Он кивает, и мы бредем обратно, продираясь сквозь скрюченные ветки кустов, которые яростно цепляются за нашу одежду. Время от времени я опасливо поглядываю на темные провалы между деревьями, но там ничего нет. И все же я вздыхаю с облегчением, когда мы выходим из леса и оказываемся на узкой полоске засыпанного снегом песчаного пляжа. Океан, тусклый и серый, тянется до самого горизонта, словно жидкий гранит с редкими вкраплениями плавучих льдин. Здесь намного холоднее, чем в лесу, но я этого не замечаю, радуясь простору и свету.
Некоторое время мы шагаем вдоль самой кромки берега, где прибой лижет подтаявший снег, обнажая мокрый песок. Вдали над горизонтом собираются пузатые кучевые облака. Ветер треплет мои волосы, пряди которых больно хлещут меня по лицу. От холода и резкого запаха йода на глазах выступают слезы, они стекают по щекам, собираются в уголках губ, и я промокаю их перчаткой.
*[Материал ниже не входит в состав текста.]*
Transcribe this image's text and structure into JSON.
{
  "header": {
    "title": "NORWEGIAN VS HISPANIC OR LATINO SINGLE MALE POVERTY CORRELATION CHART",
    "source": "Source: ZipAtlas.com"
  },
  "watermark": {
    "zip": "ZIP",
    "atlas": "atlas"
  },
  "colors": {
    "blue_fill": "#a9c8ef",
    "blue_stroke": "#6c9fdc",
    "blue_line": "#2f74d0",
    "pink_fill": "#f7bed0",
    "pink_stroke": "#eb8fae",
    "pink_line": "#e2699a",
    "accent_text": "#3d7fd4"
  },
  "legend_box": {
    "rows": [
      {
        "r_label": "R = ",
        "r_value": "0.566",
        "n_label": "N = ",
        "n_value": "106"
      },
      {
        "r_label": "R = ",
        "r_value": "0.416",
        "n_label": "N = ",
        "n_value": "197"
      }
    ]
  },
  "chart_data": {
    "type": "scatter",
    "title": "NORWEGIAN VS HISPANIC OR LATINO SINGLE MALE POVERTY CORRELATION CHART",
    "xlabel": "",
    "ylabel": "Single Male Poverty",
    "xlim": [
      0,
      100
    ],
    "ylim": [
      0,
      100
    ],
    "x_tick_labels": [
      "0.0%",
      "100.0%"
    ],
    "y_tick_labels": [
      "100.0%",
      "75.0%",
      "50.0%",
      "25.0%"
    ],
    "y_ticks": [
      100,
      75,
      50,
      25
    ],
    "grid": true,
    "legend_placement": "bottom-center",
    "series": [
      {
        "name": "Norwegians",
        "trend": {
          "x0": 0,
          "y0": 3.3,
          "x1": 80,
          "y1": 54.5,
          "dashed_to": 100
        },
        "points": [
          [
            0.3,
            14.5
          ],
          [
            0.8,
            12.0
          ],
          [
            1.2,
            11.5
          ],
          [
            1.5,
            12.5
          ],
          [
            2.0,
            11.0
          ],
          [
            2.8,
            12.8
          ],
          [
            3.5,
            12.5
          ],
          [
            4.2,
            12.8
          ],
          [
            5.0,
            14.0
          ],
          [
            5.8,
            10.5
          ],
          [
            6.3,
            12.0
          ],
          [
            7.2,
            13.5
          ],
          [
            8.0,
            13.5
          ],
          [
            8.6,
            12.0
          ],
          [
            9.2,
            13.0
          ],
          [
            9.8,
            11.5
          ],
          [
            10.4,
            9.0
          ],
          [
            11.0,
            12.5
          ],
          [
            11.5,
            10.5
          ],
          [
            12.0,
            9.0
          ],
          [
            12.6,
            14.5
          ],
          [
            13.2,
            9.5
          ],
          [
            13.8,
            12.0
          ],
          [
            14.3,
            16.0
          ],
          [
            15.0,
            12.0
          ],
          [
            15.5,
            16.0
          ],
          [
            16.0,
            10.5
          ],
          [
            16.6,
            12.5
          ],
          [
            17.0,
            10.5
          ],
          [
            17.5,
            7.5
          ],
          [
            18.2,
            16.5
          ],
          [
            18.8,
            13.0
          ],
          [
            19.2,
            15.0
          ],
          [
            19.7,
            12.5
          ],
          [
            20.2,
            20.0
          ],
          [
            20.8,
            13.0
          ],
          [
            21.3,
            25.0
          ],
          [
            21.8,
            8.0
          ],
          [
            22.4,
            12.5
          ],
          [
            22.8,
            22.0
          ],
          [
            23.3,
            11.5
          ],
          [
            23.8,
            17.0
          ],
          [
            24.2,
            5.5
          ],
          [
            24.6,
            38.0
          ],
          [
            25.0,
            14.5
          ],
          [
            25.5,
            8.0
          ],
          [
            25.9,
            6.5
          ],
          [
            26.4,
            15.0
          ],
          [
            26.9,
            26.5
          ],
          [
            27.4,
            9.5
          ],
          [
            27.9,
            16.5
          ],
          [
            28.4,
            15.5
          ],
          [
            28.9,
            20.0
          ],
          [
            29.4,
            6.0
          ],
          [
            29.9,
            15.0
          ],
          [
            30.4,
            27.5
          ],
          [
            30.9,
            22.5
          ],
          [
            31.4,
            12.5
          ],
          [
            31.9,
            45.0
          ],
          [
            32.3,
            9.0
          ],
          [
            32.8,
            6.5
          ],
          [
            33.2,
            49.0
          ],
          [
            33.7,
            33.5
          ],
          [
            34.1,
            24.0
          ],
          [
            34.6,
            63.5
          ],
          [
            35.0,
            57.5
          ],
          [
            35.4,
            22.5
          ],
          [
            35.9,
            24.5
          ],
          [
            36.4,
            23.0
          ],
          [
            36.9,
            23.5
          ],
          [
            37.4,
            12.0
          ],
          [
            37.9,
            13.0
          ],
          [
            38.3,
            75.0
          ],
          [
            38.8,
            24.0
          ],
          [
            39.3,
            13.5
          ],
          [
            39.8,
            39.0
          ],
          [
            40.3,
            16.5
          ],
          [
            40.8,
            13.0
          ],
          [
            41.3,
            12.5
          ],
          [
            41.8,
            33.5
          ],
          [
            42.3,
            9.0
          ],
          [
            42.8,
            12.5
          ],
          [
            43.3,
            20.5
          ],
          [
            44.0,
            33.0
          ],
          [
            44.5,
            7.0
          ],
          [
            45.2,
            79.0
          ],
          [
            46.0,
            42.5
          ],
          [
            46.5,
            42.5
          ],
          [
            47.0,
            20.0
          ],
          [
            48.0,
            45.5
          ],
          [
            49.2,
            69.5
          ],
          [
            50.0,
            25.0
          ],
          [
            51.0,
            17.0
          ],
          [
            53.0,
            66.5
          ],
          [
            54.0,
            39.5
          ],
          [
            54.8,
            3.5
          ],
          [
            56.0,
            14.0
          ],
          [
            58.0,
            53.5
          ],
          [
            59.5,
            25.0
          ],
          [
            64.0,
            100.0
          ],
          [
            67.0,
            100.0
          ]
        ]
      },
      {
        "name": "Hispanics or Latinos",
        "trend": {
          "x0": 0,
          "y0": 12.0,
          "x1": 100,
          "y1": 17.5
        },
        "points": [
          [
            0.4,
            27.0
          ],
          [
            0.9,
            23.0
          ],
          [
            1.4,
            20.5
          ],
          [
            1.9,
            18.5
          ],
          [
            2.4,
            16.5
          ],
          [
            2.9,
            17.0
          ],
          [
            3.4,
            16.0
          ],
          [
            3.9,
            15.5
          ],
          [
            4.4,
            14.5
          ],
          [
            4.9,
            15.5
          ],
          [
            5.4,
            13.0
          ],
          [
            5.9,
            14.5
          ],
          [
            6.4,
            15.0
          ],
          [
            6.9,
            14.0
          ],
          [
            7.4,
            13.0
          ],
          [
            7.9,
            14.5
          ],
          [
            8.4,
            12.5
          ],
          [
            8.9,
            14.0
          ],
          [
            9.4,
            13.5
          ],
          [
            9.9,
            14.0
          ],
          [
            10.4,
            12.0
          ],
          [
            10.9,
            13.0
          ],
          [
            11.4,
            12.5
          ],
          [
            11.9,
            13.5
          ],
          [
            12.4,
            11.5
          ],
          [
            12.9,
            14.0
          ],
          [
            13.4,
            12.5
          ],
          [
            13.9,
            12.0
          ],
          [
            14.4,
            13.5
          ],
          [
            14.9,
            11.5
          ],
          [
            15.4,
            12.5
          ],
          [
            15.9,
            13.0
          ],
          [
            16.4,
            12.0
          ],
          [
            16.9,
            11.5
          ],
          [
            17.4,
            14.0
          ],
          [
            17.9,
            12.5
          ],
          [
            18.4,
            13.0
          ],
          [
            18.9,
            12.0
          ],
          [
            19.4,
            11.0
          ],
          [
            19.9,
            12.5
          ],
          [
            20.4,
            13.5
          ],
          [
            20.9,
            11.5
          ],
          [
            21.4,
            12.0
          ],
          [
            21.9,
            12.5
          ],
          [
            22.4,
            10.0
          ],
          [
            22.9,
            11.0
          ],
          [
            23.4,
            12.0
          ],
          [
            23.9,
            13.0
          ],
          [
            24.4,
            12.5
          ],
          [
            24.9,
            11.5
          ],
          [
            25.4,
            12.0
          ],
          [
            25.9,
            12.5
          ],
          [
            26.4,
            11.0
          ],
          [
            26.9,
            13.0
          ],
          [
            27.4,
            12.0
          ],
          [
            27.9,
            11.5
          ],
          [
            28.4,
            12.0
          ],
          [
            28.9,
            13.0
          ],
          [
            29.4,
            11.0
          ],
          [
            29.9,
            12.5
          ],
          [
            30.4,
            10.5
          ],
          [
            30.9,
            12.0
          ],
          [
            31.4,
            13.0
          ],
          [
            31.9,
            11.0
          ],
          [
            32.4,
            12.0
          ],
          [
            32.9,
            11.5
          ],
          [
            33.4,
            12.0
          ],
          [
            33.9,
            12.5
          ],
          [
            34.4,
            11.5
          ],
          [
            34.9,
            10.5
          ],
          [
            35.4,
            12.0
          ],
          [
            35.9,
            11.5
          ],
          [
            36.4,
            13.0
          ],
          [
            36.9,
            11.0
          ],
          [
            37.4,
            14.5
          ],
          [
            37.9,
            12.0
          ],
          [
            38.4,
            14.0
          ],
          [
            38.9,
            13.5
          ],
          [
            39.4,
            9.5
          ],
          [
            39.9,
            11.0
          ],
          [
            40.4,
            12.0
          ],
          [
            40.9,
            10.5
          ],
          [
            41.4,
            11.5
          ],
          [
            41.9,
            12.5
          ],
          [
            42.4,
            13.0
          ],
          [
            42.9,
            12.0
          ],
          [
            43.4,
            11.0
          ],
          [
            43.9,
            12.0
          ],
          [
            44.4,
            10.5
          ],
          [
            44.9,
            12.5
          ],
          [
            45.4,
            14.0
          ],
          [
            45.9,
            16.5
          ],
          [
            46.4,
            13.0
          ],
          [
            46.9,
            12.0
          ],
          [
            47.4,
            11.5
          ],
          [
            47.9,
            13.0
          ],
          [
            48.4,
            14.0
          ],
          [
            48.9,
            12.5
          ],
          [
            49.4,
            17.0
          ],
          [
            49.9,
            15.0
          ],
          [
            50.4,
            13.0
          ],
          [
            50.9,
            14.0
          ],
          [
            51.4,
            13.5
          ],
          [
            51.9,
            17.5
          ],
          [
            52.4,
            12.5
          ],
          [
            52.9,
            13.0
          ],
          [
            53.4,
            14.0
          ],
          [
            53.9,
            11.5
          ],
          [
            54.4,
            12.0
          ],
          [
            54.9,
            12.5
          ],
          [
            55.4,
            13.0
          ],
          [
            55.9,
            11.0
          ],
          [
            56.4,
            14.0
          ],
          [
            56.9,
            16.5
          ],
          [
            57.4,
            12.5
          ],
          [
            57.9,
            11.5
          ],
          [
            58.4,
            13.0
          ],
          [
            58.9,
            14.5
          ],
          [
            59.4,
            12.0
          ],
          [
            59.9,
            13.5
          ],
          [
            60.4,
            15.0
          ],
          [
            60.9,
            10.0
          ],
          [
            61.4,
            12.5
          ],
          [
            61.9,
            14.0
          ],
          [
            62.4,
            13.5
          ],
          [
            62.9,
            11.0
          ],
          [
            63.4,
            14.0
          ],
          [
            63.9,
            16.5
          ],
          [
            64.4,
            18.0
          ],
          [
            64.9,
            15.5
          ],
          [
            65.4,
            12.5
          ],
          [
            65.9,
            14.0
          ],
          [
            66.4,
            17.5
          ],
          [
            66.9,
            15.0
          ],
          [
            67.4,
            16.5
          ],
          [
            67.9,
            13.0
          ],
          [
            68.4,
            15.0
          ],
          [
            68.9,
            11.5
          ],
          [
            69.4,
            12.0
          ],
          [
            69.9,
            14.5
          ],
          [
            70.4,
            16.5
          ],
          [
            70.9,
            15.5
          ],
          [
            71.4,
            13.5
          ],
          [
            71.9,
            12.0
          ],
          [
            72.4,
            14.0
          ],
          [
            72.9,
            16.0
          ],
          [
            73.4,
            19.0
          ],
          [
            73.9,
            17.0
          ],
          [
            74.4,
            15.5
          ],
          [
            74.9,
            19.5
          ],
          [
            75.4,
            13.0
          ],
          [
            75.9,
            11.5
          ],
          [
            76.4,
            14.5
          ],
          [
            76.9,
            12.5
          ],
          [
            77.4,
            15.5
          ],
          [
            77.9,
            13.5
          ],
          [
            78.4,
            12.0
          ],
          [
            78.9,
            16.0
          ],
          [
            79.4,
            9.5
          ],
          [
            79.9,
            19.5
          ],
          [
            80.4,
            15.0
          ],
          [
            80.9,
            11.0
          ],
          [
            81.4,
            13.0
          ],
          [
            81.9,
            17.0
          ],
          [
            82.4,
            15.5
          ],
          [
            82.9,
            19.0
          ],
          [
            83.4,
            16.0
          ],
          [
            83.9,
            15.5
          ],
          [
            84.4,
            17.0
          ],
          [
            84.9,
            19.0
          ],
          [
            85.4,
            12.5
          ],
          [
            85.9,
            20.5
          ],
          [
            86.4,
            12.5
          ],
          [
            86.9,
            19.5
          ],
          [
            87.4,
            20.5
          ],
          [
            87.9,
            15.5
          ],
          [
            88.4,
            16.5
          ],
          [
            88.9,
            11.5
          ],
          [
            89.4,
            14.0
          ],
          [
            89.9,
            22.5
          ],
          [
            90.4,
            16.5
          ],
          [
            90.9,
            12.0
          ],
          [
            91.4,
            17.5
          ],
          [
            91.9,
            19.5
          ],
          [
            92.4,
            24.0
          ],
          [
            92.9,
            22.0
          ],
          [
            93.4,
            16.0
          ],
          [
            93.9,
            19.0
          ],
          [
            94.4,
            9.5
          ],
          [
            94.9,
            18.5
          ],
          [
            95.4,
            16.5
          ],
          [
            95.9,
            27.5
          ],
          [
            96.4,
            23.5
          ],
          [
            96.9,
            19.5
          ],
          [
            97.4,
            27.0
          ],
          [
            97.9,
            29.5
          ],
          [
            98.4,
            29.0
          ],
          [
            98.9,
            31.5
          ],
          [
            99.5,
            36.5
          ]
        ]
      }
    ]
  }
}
– Что-нибудь не так? – спрашивает Стивен.
– Нет, все в порядке.
– Что-то не верится.
– Это место… оно… оно напоминает мне одного человека. – Я снова тру перчаткой глаза. – Чертов ветер!
Стивен поднимает руку и большим пальцем вытирает сбегающую по моей щеке слезинку. На его губах появляется ласковая улыбка, которая на секунду отвлекает меня.
– А почему ты такая грустная?
– Потому что мы расстались. Это было давно.
– Расстались? Почему?
– Честно говоря, мне бы не хотелось… Давай поговорим о чем-нибудь другом.
Он снова поворачивается ко мне, чтобы убрать с моего лица прилипшую к мокрой щеке прядь волос. Рука у него такая горячая, что буквально обжигает.
– Ну разумеется!.. Давай поговорим о другом. – Он крепко обнимает меня. Я прижимаюсь к его груди и слышу, как стучит его сердце. – А о чем?..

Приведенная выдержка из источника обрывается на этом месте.